Saturday, August 19, 2006

A Little More on Humility...

This past year in my Early Christian Spirituality course at TBS we had a lecture on Basil of Caesarea's theology of humility. His twentieth homily was full of great theological insight and practical suggestions for how to live with greater humility.

One of his suggestions for how to stir up humility is simply to recall one's past sins. It is only possible for me to become proud and think more highly of myself than I ought when I forget what I ought to think of myself--namely, when I forget what I've done and what I deserve from a holy God.

Sometimes, however, instead of genuine humility, I find that meditating on past sins (or even present sinfulness) just produces feelings of guilt and regret. I think about wrong things that I've done and how horrible they were. Then I think about the ongoing consequences of things I've done (how I've made people feel or things that happen to others as a result of my sins) and it just gets worse.

The trouble of course is that my focus is on the wrong place. The thing which should create in me the deepest and truest humility is looking at the cross. Despite what I so often see, the worst consequence of my sin isn't the hurt feelings of other people--it is the death of the Son of God. As the hymnwriter put it:

"Thus while his death my sin displays in all its blackest hue..."
The truth is that while the cross reveals grace and mercy, wrath and justice, it also reveals truth about me. Nowhere do I see the true end of all my sins and my sinful heart better than in the cross.

What is the cross? It is the place where the only one who was ever innocent, the only one who was ever truly pure, was beaten and mocked, whipped and murdered for me. Why? Because that's what my sins deserve.

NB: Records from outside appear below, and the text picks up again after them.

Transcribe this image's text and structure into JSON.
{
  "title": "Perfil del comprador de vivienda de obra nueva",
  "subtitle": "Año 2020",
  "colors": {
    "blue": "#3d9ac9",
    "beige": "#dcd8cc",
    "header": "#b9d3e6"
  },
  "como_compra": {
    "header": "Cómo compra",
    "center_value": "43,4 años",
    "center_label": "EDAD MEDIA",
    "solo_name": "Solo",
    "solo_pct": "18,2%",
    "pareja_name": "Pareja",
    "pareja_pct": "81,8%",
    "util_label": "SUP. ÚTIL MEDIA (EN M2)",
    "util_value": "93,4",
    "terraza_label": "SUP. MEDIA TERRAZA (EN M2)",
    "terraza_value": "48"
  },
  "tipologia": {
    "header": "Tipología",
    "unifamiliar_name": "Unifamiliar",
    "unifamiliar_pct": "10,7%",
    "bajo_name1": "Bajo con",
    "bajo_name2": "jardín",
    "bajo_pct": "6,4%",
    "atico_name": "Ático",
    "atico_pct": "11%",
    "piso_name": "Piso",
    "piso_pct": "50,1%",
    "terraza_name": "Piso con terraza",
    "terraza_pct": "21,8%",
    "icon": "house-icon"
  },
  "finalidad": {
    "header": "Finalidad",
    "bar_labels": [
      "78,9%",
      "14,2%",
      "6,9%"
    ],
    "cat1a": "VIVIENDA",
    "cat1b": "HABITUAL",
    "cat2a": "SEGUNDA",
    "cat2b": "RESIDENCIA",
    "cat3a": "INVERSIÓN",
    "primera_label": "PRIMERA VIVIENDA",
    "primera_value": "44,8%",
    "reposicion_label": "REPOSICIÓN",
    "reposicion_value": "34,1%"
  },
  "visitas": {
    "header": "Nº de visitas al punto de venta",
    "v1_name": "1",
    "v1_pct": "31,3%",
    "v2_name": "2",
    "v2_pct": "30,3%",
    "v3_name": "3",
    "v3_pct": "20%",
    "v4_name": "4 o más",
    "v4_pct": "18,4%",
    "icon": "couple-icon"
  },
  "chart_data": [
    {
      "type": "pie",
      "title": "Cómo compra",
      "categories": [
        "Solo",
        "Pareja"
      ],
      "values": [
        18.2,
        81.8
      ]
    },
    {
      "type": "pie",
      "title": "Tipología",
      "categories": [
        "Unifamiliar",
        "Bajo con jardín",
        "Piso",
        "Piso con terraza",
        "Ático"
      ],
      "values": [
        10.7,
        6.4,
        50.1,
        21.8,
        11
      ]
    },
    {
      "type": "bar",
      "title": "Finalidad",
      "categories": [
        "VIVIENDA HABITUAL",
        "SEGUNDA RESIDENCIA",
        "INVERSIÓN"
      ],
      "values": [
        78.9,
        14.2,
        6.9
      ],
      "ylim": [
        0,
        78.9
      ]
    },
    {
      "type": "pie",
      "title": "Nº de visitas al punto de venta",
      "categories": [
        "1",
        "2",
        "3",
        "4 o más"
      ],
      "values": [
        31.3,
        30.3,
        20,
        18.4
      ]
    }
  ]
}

But the hymnwriter didn't stop there...
"Thus while his death my sin displays in all its blackest hue,
Such is the mystery of grace, it seals my pardon too"
This is the mystery of grace in the wonder of the cross. The only truly beautiful, truly innocent, truly perfect man to walk this earth in nothing but love became the victim of violent hatred--and I was the offender. But yet, in this--the greatest of all travesties, that God would be rejected by man--my pardon is sealed. It is complete. He accomplished it all.

In the cross I see the absolute depravity of my sin... the absolute godlessness of my soul left to its own power. If given my way, I would kill God. But here's the irony: in God's grace, my God was killed for me. What wonderful grace!

How can the recipient of such grace know anything but humility? How can pride find a place in any heart which has rightly evaluated the cross?
"Thus while his death my sin displays in all its blackest hue,
Such is the mystery of grace, it seals my pardon too.
With pleasing grief, and mournful joy, my spirit now is filled;
That I should such a life destroy... yet live by him I killed."
Go figure: the answer to something in the Christian's life is to look more to the cross... who would've thought? No fancy programs, no insider-tricks... just look to the cross.

What does it mean that Christ died for me? It means my sin deserved death. If my sin doesn't deserve death, and Christ died, then we mock the cross and make God out to be a liar. The cross, then, was superfluous.

But if my sin was so deep that I would desire the death of God, and that I deserved the eternity of punishment Christ bore on my behalf, then I need to do some serious thinking about who and what I really am. This type of thinking can lead only to deepest despair for those outside of Christ. But it will lead to endless joy and deepest hope for those who have seen their burdens tumble to the sepulchre.

1 comment:

karl said...

Good post! There is probably no sin that I need to confess more often in my life than pride.